What kept me reading wasn’t only my interest in finding out who done it and why but learning more about this rural community. Ellett has written fantastic descriptions of her characters, both their external looks and internal landscapes. Bradley “was dirty blonde and big … and had the vacant look of a Ken doll, a numb open-mouthed expression not unlike the hog Mayhill had just gutted.” Birdie’s pale skin is even paler than usual, “like sausage casing.”
These characters are beaten up, dirty, distraught, and in some cases, very much loved by one another. For some, however, the harsh life has led to alcoholism or a scrapping for survival that has left no space for love. They’re quirky but not annoyingly so.

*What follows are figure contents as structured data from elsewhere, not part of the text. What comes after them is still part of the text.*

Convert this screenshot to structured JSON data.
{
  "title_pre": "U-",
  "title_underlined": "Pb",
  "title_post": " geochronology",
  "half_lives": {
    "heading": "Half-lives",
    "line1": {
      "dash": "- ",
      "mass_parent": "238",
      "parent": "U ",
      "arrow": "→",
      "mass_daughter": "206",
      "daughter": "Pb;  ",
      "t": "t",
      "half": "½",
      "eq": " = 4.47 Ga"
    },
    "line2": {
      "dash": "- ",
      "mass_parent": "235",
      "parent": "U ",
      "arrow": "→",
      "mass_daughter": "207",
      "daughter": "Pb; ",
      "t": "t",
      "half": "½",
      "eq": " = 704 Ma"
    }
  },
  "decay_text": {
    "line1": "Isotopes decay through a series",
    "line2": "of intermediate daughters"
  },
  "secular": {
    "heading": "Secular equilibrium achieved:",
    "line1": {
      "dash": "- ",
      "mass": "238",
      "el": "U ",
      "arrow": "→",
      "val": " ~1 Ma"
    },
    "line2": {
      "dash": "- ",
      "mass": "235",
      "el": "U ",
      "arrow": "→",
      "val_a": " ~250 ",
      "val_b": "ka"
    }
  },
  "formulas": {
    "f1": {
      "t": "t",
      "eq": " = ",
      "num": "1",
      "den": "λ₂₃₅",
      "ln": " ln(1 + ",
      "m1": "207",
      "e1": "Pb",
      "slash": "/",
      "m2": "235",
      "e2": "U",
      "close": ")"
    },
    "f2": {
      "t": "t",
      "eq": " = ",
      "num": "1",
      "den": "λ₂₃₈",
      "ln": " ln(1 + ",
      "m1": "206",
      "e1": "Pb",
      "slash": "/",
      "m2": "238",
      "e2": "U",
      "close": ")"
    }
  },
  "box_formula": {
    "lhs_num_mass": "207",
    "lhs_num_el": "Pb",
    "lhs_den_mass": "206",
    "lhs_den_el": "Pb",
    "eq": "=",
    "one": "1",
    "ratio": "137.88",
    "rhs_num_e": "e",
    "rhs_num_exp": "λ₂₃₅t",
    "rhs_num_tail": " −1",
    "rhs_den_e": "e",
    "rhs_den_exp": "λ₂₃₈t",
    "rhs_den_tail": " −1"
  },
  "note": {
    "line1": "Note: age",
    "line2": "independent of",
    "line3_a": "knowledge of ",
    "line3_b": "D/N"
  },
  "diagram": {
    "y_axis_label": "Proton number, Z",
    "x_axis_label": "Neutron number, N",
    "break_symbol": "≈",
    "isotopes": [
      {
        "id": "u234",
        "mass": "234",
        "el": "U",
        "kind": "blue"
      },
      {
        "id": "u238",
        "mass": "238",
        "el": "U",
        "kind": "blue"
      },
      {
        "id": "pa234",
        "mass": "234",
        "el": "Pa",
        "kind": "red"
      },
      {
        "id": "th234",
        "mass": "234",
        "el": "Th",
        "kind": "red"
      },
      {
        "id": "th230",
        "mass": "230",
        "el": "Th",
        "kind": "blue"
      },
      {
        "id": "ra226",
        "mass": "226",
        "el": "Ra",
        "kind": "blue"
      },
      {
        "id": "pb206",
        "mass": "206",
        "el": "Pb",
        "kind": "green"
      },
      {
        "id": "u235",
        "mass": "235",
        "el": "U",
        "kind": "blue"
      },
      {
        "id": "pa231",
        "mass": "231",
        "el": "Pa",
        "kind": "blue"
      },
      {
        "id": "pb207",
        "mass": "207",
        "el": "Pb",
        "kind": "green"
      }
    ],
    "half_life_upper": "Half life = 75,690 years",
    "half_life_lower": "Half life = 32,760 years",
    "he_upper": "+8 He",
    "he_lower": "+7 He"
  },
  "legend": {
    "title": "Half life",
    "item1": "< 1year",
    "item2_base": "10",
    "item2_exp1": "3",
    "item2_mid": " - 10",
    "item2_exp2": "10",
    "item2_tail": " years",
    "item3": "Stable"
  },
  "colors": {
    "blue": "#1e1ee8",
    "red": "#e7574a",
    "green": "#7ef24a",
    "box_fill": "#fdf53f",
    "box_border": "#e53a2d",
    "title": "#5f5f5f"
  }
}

Ellett has a real talent for witty descriptions and one-liners. “The radio spewed out sad excuses for country music, which as far as Mayhill could tell was just rock and roll sung by Gomer Pyle.” Or this, “And so in the way that teenagers register everyone over thirty as an amorphous blob of middle age, the importance of a man neither of them recognized would not land.” Thankfully, Ellett also has a knack for spacing these wisecracks in a way that don’t make them feel overdone or so thinly strung that they seem jarring when they do appear. The flow of the writing and the unfolding of the mystery are exceptional, especially for a first novel.
First-time author Ellett is a therapist in private practice, and she deftly weaves her understanding of human nature through these characters’ conversations and thoughts. While I wouldn’t call this a psychological mystery, the depiction of the emotional strain that the characters experience makes them feel well-rounded and complex. The anguish of grief. The shame of misplaced guilt. The desperation of economic hopelessness and the delusion or ruthlessness it causes. The need for gentle human touch. Characters in such precarious situations often come off seeming one-dimensional. That’s not the case here. Ellett infuses her novel with compassion for her characters but doesn’t slide into sentimentality.
This is a gritty, well-written story with so much heart. I didn’t anticipate the ending, but it is one that rings true for the characters. Ellett is an exciting new voice on the mystery scene, and Ain’t Nobody Nobody is a fantastic read for those who like a straightforward mystery with flesh-and-blood characters and a strong sense of place.